Dallas, TX -- (SBWIRE) -- 02/11/2013 -- RnRMarketResearch.com adds “The Outlook for Medical Devices in Western Europe” new market research report to its store.
The developed and mature markets of Western Europe are committed to investing in the latest technologies and are still projected to grow, despite the economic downturn.
Why invest in Western Europe?
Three of the five largest medical device markets in the world are in Western Europe; Germany, France and the UK. Like all other sectors, the medical device markets will be impacted by the global economic recession in the short term. This is a danger for domestic manufacturing industries, especially in Germany, which rely on demand for exports of their products. The downturn will also lead to a strain on health spending. However, beyond the current recession the countries of western Europe are expected to return to growth with leading markets averaging CAGR of 3.4% to 2016.
What factors are affecting medical device market growth?
The mature and high value medical device markets in Western Europe are wealthy and developed. There is a tension between attempting to contain health costs and a desire to remain at the forefront of technological innovation, hospitals will need to invest in the provision of new medical equipment and technologies to maintain this high standard of care.
In addition, healthcare services will need to become more efficient in order to cope with financial pressures and the needs of ageing populations. As part of this, there will be an increased demand for efficiencies, for example, medical devices that facilitate minimally invasive surgery, which can increase the number of operations performed in day surgery and ensure a faster turnaround of patients. Despite recessionary pressures, market growth rates over the coming years will be positive.
A market within a market
There has been a strong growth in imports across western Europe in recent years, and imports tend to account for around 80% of the market. Most importantly, trade between EU dominates the import market, and companies wanting to exploit the full potential of major European countries need to ensure an effective marketing and distribution network.
Other factors affecting the market’s growth potential including changes in the regulatory environment or government measures such as spending controls on medical devices. The significant increase in the migratory population, along with an increasing and needy population of elderly people will see demand for medical devices and equipment maintained.

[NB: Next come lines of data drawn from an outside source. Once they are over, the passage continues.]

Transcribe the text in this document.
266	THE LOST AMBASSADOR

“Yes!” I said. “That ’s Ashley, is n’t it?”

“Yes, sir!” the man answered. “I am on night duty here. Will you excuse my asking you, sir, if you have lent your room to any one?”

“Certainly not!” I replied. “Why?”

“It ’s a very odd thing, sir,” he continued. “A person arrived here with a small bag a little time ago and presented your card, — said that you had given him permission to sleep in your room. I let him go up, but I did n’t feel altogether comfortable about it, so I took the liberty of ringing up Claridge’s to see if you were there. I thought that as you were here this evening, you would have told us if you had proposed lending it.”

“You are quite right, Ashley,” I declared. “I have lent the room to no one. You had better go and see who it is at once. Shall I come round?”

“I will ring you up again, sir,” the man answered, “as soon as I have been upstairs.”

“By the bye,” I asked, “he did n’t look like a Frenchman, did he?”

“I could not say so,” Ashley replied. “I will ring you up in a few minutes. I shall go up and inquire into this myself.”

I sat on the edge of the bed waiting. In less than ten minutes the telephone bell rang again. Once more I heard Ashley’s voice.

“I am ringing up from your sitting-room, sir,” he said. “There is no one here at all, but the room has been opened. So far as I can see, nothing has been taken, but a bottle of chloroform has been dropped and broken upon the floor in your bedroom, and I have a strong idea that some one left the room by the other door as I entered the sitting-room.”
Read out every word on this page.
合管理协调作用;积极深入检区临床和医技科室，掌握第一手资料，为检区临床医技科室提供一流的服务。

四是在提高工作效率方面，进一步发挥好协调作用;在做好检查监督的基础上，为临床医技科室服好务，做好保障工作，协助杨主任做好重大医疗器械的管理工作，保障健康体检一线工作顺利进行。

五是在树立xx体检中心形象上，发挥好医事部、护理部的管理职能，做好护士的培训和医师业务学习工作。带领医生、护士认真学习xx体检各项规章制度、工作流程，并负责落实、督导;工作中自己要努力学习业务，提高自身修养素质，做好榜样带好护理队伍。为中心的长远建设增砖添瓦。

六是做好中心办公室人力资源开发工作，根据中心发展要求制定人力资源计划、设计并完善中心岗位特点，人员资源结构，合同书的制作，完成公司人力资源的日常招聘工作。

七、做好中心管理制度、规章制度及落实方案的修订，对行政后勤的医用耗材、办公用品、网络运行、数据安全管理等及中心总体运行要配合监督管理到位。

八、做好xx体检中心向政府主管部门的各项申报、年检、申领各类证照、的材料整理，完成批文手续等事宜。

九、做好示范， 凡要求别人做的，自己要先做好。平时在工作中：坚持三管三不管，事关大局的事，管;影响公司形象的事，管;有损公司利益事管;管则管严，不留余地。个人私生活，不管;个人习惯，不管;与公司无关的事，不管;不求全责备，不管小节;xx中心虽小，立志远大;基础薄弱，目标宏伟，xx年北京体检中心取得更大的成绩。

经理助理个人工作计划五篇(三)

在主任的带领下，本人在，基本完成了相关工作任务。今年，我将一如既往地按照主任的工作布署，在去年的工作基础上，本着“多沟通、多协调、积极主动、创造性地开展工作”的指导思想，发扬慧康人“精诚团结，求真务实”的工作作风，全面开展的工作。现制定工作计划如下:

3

The UK has one of the largest medical device markets in the world, valued at US$9.0 billion in 2011. The domestic market vies with France as the second largest in Europe behind Germany. Per capita expenditure is equal to US$144. The UK market for medical devices is predicted to increase by 3.6% per annum to attain a value of US$10.8 billion by 2016. The growth of the UK medical device market is predominantly import-led as many domestic manufacturers are not able to rapidly adjust to changes in demand. This led to a succession of trade deficits since 2001. The import market has not been immune to the recession, however. It has faltered since mid 2008, and the US$ total in 2011 was lower than that in 2007.
The French medical device market ranks among the top five largest markets in the world. Consumption of medical equipment and supplies is valued at US$8.8 billion in 2011, equal to US$140 per capita. New measures have recently been taken to control spending on medical devices, similar to those already in force for pharmaceuticals. For this reason, the medical market is only likely to see moderate growth over the next five years. The socialist candidate, François Hollande, has beaten the present incumbent, Nicolas Sarkozy, in the first round of presidential elections that took place on 22nd April 2012. If Mr Hollande prevails in the second round on 6th May, he will become France’s first left-wing president in nearly two decades, increasing the chances of the socialists winning a majority in the legislative elections that are due to take place in June 2012. Medical device imports grew by 0.8% to US$11.2 billion in 2011, although not all imported products are destined for the domestic market. In recent years, there has been a marked rise in re-exports in certain sectors, most notably pacemakers.
The German medical device market is the third largest in the world, ranking behind the USA and Japan. In 2011, the German medical device market is estimated at US$19.5 billion, equal to US$240 per capita. Although in decline, the population of Germany still accounts for around 20% of the total population of western Europe with an estimated 81.5 million inhabitants in 2012. At over 11.7% of GDP, healthcare expenditure is at a high level but is increasingly constrained. The domestic market remains tight, with continued downward pressure on prices. Government funding of hospitals in recent years has remained static, therefore hospitals in the public sector are maintaining existing equipment rather than investing in new appliances. This has led to domestic producers becoming increasingly reliant on the export market.